Chen was known for injecting new elements into the classical technique of gongbi and this painting is one of the key examples. According to Wan, this work demonstrates Chen's expertise in Japanese pattern design with interlocking branches of the plum tree forming a maze-like composition. But rather than chaos, this is a maze of vitality, as the plum tree is in full bloom in winter. It is lauding the continued vitality of an old plum tree, whose age is revealed by the wrinkled texture of the main trunk. The copper-toned paper provides a dimmer background to accentuate the white plum blossoms that symbolise otherworldly purity.

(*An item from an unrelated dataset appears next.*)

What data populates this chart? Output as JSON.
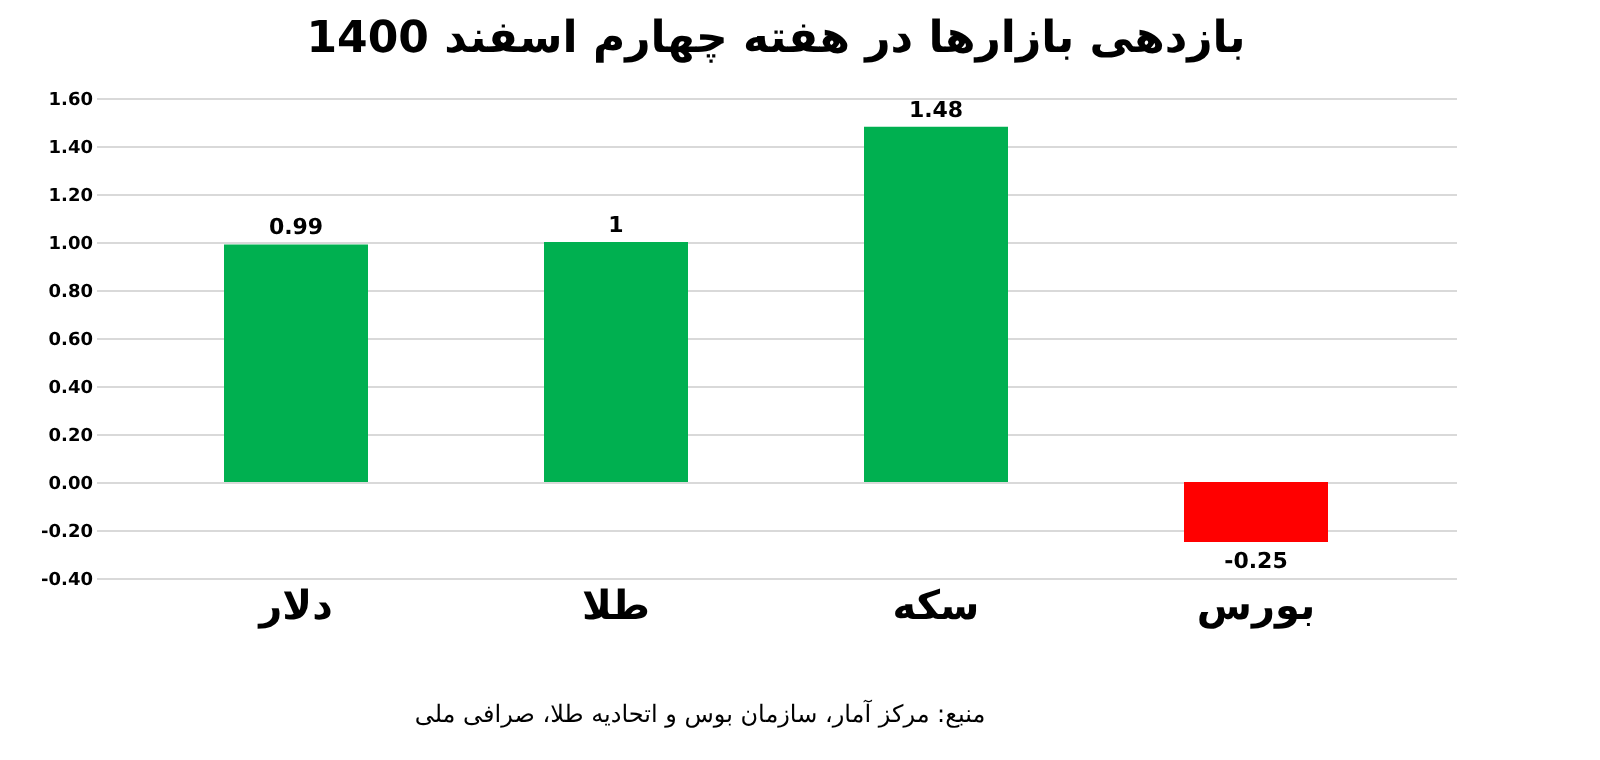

Artist and critic Le Changhai has offered an optimistic view of this seemingly sombre painting. Also on relatively dark-coloured paper, the work features lotus leaves in the process of decay as winter approaches. Rather than portraying a sad picture, however, Le argued that the painting offered an insight into a different form of vitality in a cooler season. “It paints a picture of tranquillity in autumn. Pay attention to the little egret resting between the lotus leaves by the pond,” he wrote.
As Wan pointed out, the year 1949 was a watershed for Chen’s painting style, and this piece is one of the best examples to demonstrate the dramatic transformation. “He was expressing a festive mood with magnolia and magpies,” said Wan. “Magpies are a joyful symbol in Chinese culture. Through the combination, he painted the social mood of the country at the time — a festive, prosperous China.”
The Warm Water of Spring River, also from 1960, depicts a duck in colourful feathers enjoying itself in the river and flirting with picturesque spring plants characterised by the auspicious colour of red. Wan said the eyes of the viewer are driven by the flamboyant branches of flowers from the top left corner to the bottom half of the painting in juxtaposing cool tone. “The contrast between warmth and coolness as well vibrancy and serenity creates a refreshing and harmonious composition that makes this a fine Chinese painting,” he said.
Today, despite the acclaim for Chen’s mastery of modern gongbi, the market price for his paintings – unlike those of his peers from the same period, such as Li Keran, Fu Baoshi or even Zhang Daqian – remains relatively low.
The sale price of HK$812,500 (about US$103,000) for his 1948 painting Perching by Winter Blossoms at a Sotheby’s auction in October 2018 was already one of the top prices for his work at an internationally recognised sale.
Wan said despite market prices for fine Chinese paintings having gone up dramatically in recent years, art auctions are not the only criteria to assess the value of an artist’s achievements.
Chen, who began creating gongbi paintings in his 40s, was unable to produce that many works before he died aged 66 in 1962.
"Chen did not leave us that many of his gongbi paintings," Wan said.
"These meticulous paintings that are so refined take ages to make.
"This exhibition is one great opportunity to experience Chen’s determination in the pursuit of truth and beauty through his paintings."